La gara si svolge sulla distanza di 54 buche, con taglio dopo 36 che ammetterà al turno conclusivo i primi 40 classificati e i pari merito al 40° posto. Il montepremi è di 30.000 euro dei quali 4.500 destinati al vincitore.
LPGA TOUR: SI CONCLUDE LA STAGIONE E SI ASSEGNA IL MILIONE DI DOLLARI DELLA “RACE TO THE CME GLOBE” – Si conclude la stagione del LPGA Tour con il CME Group Tour Championship (20-23 novembre) nel quale si assegnerà anche il milione di dollari della “Race to the CME Globe”, la versione al femminile dalla FedEx Cup, con un premio molto più basso, ma con la stessa struttura. Durante l’anno sono stati assegnati punti in ogni gara del circuito, quindi dopo il Lorena Ochoa Invitational della scorsa settimana i punti sono stati resettati. Alla leader, Stacy Lewis, numero due mondiale, ne sono stati assegnati 5.000, alla seconda, la coreana Inbee Park, numero uno, 4.500 e alla terza, la neozelandese Lydia Ko, numero tre del Rolex Ranking, 4.000. Poiché nel torneo verranno assegnati 3.500 punti alla vincitrice, 2.400 alla seconda e 2.200 alla terza, una delle tre, con un successo, si aggiudicherà automaticamente il jackpot. Sono in corsa anche le sei giocatrici alle loro spalle, che avranno però bisogno, oltre che del titolo, anche di una serie favorevole di combinazioni: nell’ordine Michelle Wie, la coreana So Yeon Ryu, la cinese Shanshan Feng, la svedese Anna Nordqvist, la coreana Chella Choi e l’australiana Karrie Webb.
Sul percorso del Tiburon Golf Club, a Naples in Florida, le giocatrici menzionate sono tutte tra le favorite e, in particolare, la cinese Shanshan Feng, campionessa uscente e in grande spolvero nell’ultimo periodo, così come Inbee Park. Entrambe sono state beffate nell’Ochoa Invitational da Christina Kim, anche lei al via e possibile protagonista sull’onda dell’entusiasmo ritrovato grazie a un successo arrivato dopo ben nove anni dal precedente. Altre pretendenti Paula Creamer, Lexi Thompson, la giapponese Ayako Uehara, la coreana Na Yeon Choi, a segno nel 2012, la norvegese Suzann Pettersen, la sudafricana Lee-Anne Pace e la spagnola Azahara Muñoz, per citarne alcune. Non è riuscita a qualificarsi Giulia Sergas. Il montepremi è di due milioni di dollari.

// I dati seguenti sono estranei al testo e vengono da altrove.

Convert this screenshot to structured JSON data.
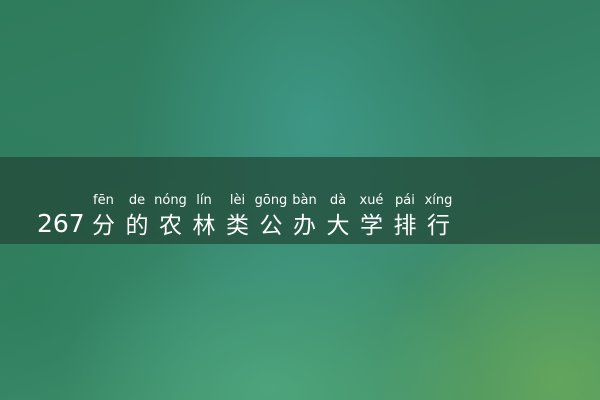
{
  "title": {
    "number": "267",
    "chars": [
      {
        "py": "fēn",
        "hz": "分"
      },
      {
        "py": "de",
        "hz": "的"
      },
      {
        "py": "nóng",
        "hz": "农"
      },
      {
        "py": "lín",
        "hz": "林"
      },
      {
        "py": "lèi",
        "hz": "类"
      },
      {
        "py": "gōng",
        "hz": "公"
      },
      {
        "py": "bàn",
        "hz": "办"
      },
      {
        "py": "dà",
        "hz": "大"
      },
      {
        "py": "xué",
        "hz": "学"
      },
      {
        "py": "pái",
        "hz": "排"
      },
      {
        "py": "xíng",
        "hz": "行"
      }
    ]
  },
  "colors": {
    "banner": "#234637",
    "text": "#ffffff"
  }
}
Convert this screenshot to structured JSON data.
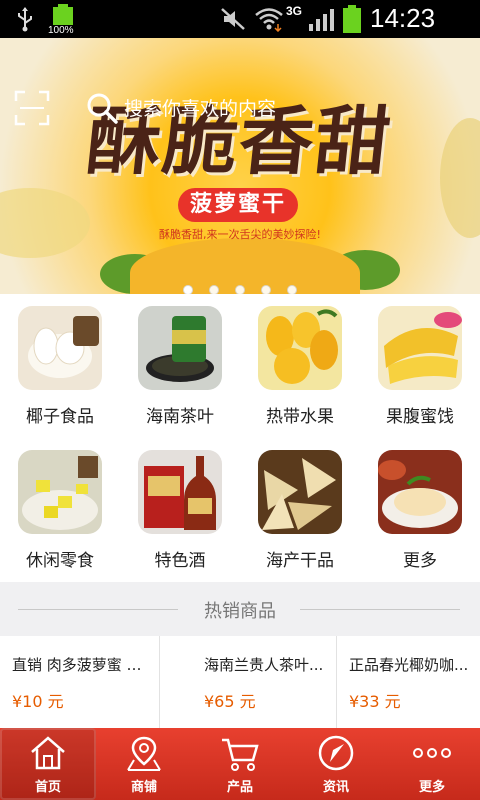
{
  "status_bar": {
    "battery_small_label": "100%",
    "network_label": "3G",
    "time": "14:23"
  },
  "banner": {
    "headline": "酥脆香甜",
    "product_pill": "菠萝蜜干",
    "tagline": "酥脆香甜,来一次舌尖的美妙探险!",
    "slides": 5,
    "active_slide": 0
  },
  "search": {
    "placeholder": "搜索你喜欢的内容"
  },
  "categories": [
    {
      "label": "椰子食品",
      "icon": "coconut-food-image"
    },
    {
      "label": "海南茶叶",
      "icon": "tea-image"
    },
    {
      "label": "热带水果",
      "icon": "mango-image"
    },
    {
      "label": "果腹蜜饯",
      "icon": "candied-fruit-image"
    },
    {
      "label": "休闲零食",
      "icon": "snack-image"
    },
    {
      "label": "特色酒",
      "icon": "liquor-image"
    },
    {
      "label": "海产干品",
      "icon": "dried-seafood-image"
    },
    {
      "label": "更多",
      "icon": "chicken-dish-image"
    }
  ],
  "hot_section": {
    "title": "热销商品"
  },
  "products": [
    {
      "name": "直销 肉多菠萝蜜 可口...",
      "price": "¥10 元"
    },
    {
      "name": "海南兰贵人茶叶...",
      "price": "¥65 元"
    },
    {
      "name": "正品春光椰奶咖...",
      "price": "¥33 元"
    }
  ],
  "tabbar": [
    {
      "label": "首页",
      "icon": "home-icon",
      "active": true
    },
    {
      "label": "商铺",
      "icon": "map-pin-icon",
      "active": false
    },
    {
      "label": "产品",
      "icon": "cart-icon",
      "active": false
    },
    {
      "label": "资讯",
      "icon": "compass-icon",
      "active": false
    },
    {
      "label": "更多",
      "icon": "more-dots-icon",
      "active": false
    }
  ],
  "colors": {
    "accent_red": "#d8321f",
    "price_orange": "#e65c00",
    "banner_yellow": "#ffc21a",
    "battery_green": "#6bd21f"
  }
}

LET: NUOVA TAPPA IN CINA SENZA ITALIANE – Il Ladies European Tour resta in Cina per lo Xiamen Open (21-23 novembre) in programma all’Orient G&CC, a Xiamen, dove non saranno presenti giocatrici italiane. Nel field Gwladys Nocera, Joanna Klatten e Cassandra Kirkland, la danese Malene Jorgensen, le australiane Sarah Kemp e Nikki Campbell, la statunitense Beth Allen, le sudafricane Connie Chen e Stacy Lee Bregman, la scozzese Kylie Walker, e l’inglese Charley Hull. Numerosa la presenza orientale, ma le migliori proettes di casa hanno dato quasi tutte forfait. Il montepremi è di 250.000 euro.